The aim of TKCat (Tailored Knowledge Catalog) is to facilitate the management of data from knowledge resources that are frequently used alone or together in research environments. In TKCat, knowledge resources are manipulated as modeled database (MDB) objects. These objects provide access to the data tables along with a general description of the resource and a detail data model generated with ReDaMoR documenting the tables, their fields and their relationships. These MDB are then gathered in catalogs that can be easily explored an shared. TKCat provides tools to easily subset, filter and combine MDBs and create new catalogs suited for specific needs.
The TKCat R package is licensed under GPL-3.

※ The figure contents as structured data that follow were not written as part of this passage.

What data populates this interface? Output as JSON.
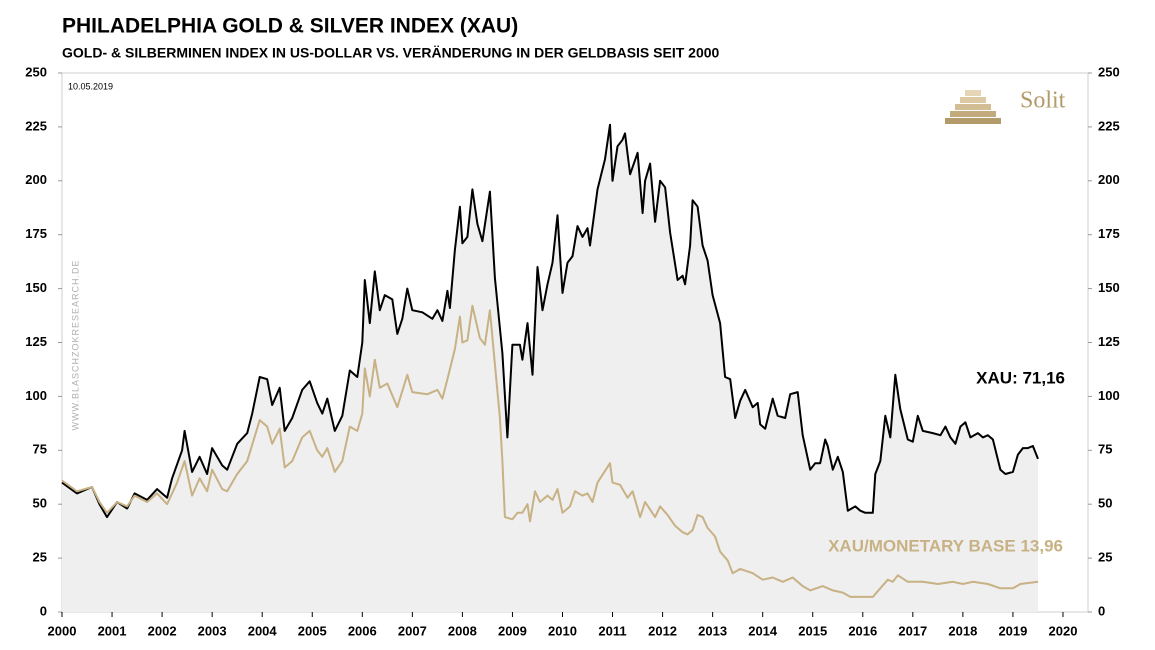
{
  "chart_data": {
    "type": "line",
    "title": "PHILADELPHIA GOLD & SILVER INDEX (XAU)",
    "subtitle": "GOLD- & SILBERMINEN INDEX IN US-DOLLAR  VS. VERÄNDERUNG IN DER GELDBASIS SEIT 2000",
    "date_note": "10.05.2019",
    "brand": "Solit",
    "watermark": "WWW.BLASCHZOKRESEARCH.DE",
    "annotations": [
      {
        "text": "XAU: 71,16",
        "series": 0
      },
      {
        "text": "XAU/MONETARY BASE 13,96",
        "series": 1
      }
    ],
    "xlim": [
      2000,
      2020.5
    ],
    "xticks": [
      2000,
      2001,
      2002,
      2003,
      2004,
      2005,
      2006,
      2007,
      2008,
      2009,
      2010,
      2011,
      2012,
      2013,
      2014,
      2015,
      2016,
      2017,
      2018,
      2019,
      2020
    ],
    "ylim": [
      0,
      250
    ],
    "yticks": [
      0,
      25,
      50,
      75,
      100,
      125,
      150,
      175,
      200,
      225,
      250
    ],
    "area_color": "#efefef",
    "series": [
      {
        "name": "XAU",
        "color": "#000000",
        "fill_area": true,
        "x": [
          2000.0,
          2000.3,
          2000.6,
          2000.75,
          2000.9,
          2001.1,
          2001.3,
          2001.45,
          2001.7,
          2001.9,
          2002.1,
          2002.2,
          2002.4,
          2002.45,
          2002.6,
          2002.75,
          2002.9,
          2003.0,
          2003.2,
          2003.3,
          2003.5,
          2003.7,
          2003.8,
          2003.95,
          2004.1,
          2004.2,
          2004.35,
          2004.45,
          2004.6,
          2004.8,
          2004.95,
          2005.1,
          2005.2,
          2005.3,
          2005.45,
          2005.6,
          2005.75,
          2005.9,
          2006.0,
          2006.05,
          2006.15,
          2006.25,
          2006.35,
          2006.45,
          2006.6,
          2006.7,
          2006.8,
          2006.9,
          2007.0,
          2007.2,
          2007.4,
          2007.5,
          2007.6,
          2007.7,
          2007.75,
          2007.85,
          2007.95,
          2008.0,
          2008.1,
          2008.2,
          2008.3,
          2008.4,
          2008.55,
          2008.65,
          2008.8,
          2008.9,
          2009.0,
          2009.15,
          2009.2,
          2009.3,
          2009.4,
          2009.5,
          2009.6,
          2009.7,
          2009.8,
          2009.9,
          2010.0,
          2010.1,
          2010.2,
          2010.3,
          2010.4,
          2010.5,
          2010.55,
          2010.7,
          2010.85,
          2010.95,
          2011.0,
          2011.1,
          2011.2,
          2011.25,
          2011.35,
          2011.5,
          2011.6,
          2011.65,
          2011.75,
          2011.85,
          2011.95,
          2012.05,
          2012.15,
          2012.3,
          2012.4,
          2012.45,
          2012.55,
          2012.6,
          2012.7,
          2012.8,
          2012.9,
          2013.0,
          2013.15,
          2013.25,
          2013.35,
          2013.45,
          2013.55,
          2013.65,
          2013.8,
          2013.9,
          2013.95,
          2014.05,
          2014.2,
          2014.3,
          2014.45,
          2014.55,
          2014.7,
          2014.8,
          2014.95,
          2015.05,
          2015.15,
          2015.25,
          2015.3,
          2015.4,
          2015.5,
          2015.6,
          2015.7,
          2015.85,
          2015.95,
          2016.05,
          2016.2,
          2016.25,
          2016.35,
          2016.45,
          2016.55,
          2016.65,
          2016.75,
          2016.9,
          2017.0,
          2017.1,
          2017.2,
          2017.4,
          2017.55,
          2017.65,
          2017.75,
          2017.85,
          2017.95,
          2018.05,
          2018.15,
          2018.3,
          2018.4,
          2018.5,
          2018.6,
          2018.75,
          2018.85,
          2019.0,
          2019.1,
          2019.2,
          2019.3,
          2019.4,
          2019.5
        ],
        "values": [
          60,
          55,
          58,
          50,
          44,
          51,
          48,
          55,
          52,
          57,
          53,
          62,
          75,
          84,
          65,
          72,
          64,
          76,
          68,
          66,
          78,
          83,
          92,
          109,
          108,
          96,
          104,
          84,
          90,
          103,
          107,
          97,
          92,
          99,
          84,
          91,
          112,
          109,
          125,
          154,
          134,
          158,
          140,
          147,
          145,
          129,
          136,
          150,
          140,
          139,
          136,
          140,
          135,
          149,
          141,
          168,
          188,
          171,
          174,
          196,
          180,
          172,
          195,
          155,
          120,
          81,
          124,
          124,
          117,
          134,
          110,
          160,
          140,
          152,
          162,
          184,
          148,
          162,
          165,
          179,
          174,
          178,
          170,
          196,
          210,
          226,
          200,
          216,
          219,
          222,
          203,
          213,
          185,
          200,
          208,
          181,
          200,
          197,
          176,
          154,
          156,
          152,
          170,
          191,
          188,
          170,
          163,
          147,
          134,
          109,
          108,
          90,
          98,
          103,
          95,
          97,
          87,
          85,
          99,
          91,
          90,
          101,
          102,
          82,
          66,
          69,
          69,
          80,
          77,
          66,
          72,
          65,
          47,
          49,
          47,
          46,
          46,
          64,
          70,
          91,
          81,
          110,
          94,
          80,
          79,
          91,
          84,
          83,
          82,
          86,
          81,
          78,
          86,
          88,
          81,
          83,
          81,
          82,
          80,
          66,
          64,
          65,
          73,
          76,
          76,
          77,
          71
        ]
      },
      {
        "name": "XAU/MONETARY BASE",
        "color": "#c8b184",
        "fill_area": false,
        "x": [
          2000.0,
          2000.3,
          2000.6,
          2000.75,
          2000.9,
          2001.1,
          2001.3,
          2001.45,
          2001.7,
          2001.9,
          2002.1,
          2002.3,
          2002.45,
          2002.6,
          2002.75,
          2002.9,
          2003.0,
          2003.2,
          2003.3,
          2003.5,
          2003.7,
          2003.95,
          2004.1,
          2004.2,
          2004.35,
          2004.45,
          2004.6,
          2004.8,
          2004.95,
          2005.1,
          2005.2,
          2005.3,
          2005.45,
          2005.6,
          2005.75,
          2005.9,
          2006.0,
          2006.05,
          2006.15,
          2006.25,
          2006.35,
          2006.5,
          2006.7,
          2006.9,
          2007.0,
          2007.3,
          2007.5,
          2007.6,
          2007.7,
          2007.85,
          2007.95,
          2008.0,
          2008.1,
          2008.2,
          2008.35,
          2008.45,
          2008.55,
          2008.65,
          2008.75,
          2008.8,
          2008.85,
          2009.0,
          2009.1,
          2009.2,
          2009.3,
          2009.35,
          2009.45,
          2009.55,
          2009.7,
          2009.8,
          2009.9,
          2010.0,
          2010.15,
          2010.25,
          2010.4,
          2010.5,
          2010.6,
          2010.7,
          2010.95,
          2011.0,
          2011.15,
          2011.3,
          2011.4,
          2011.55,
          2011.65,
          2011.85,
          2011.95,
          2012.1,
          2012.25,
          2012.4,
          2012.5,
          2012.6,
          2012.7,
          2012.8,
          2012.9,
          2013.05,
          2013.15,
          2013.3,
          2013.4,
          2013.55,
          2013.8,
          2014.0,
          2014.2,
          2014.4,
          2014.6,
          2014.8,
          2014.95,
          2015.2,
          2015.4,
          2015.6,
          2015.75,
          2016.0,
          2016.2,
          2016.35,
          2016.5,
          2016.6,
          2016.7,
          2016.9,
          2017.2,
          2017.5,
          2017.8,
          2018.0,
          2018.2,
          2018.5,
          2018.75,
          2019.0,
          2019.15,
          2019.5
        ],
        "values": [
          61,
          56,
          58,
          51,
          46,
          51,
          49,
          54,
          51,
          55,
          50,
          60,
          70,
          54,
          62,
          56,
          66,
          57,
          56,
          64,
          70,
          89,
          86,
          78,
          85,
          67,
          70,
          81,
          84,
          75,
          72,
          76,
          65,
          70,
          86,
          84,
          92,
          113,
          100,
          117,
          104,
          106,
          95,
          110,
          102,
          101,
          103,
          99,
          108,
          122,
          137,
          125,
          126,
          142,
          127,
          124,
          140,
          115,
          90,
          70,
          44,
          43,
          46,
          46,
          50,
          42,
          56,
          51,
          54,
          52,
          57,
          46,
          49,
          56,
          54,
          55,
          51,
          60,
          69,
          60,
          59,
          53,
          56,
          44,
          51,
          44,
          49,
          45,
          40,
          37,
          36,
          38,
          45,
          44,
          39,
          35,
          28,
          24,
          18,
          20,
          18,
          15,
          16,
          14,
          16,
          12,
          10,
          12,
          10,
          9,
          7,
          7,
          7,
          11,
          15,
          14,
          17,
          14,
          14,
          13,
          14,
          13,
          14,
          13,
          11,
          11,
          13,
          14
        ]
      }
    ]
  }
}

Some MDBs refer to the same concepts and could be merged accordingly. However they often use different vocabularies or scopes. Collections are a used to identify such concepts and to define a way to document formally the scope used by the different members of these collections. Thanks to this formal description, tools can be used to automatically combine MDBs refering to the same collection but using different scopes.
This vignette describes how to create TKCat Collections, document collection members and create functions to support the merging of MDBs. The advantages and uses of Collections are presented in the general user guide.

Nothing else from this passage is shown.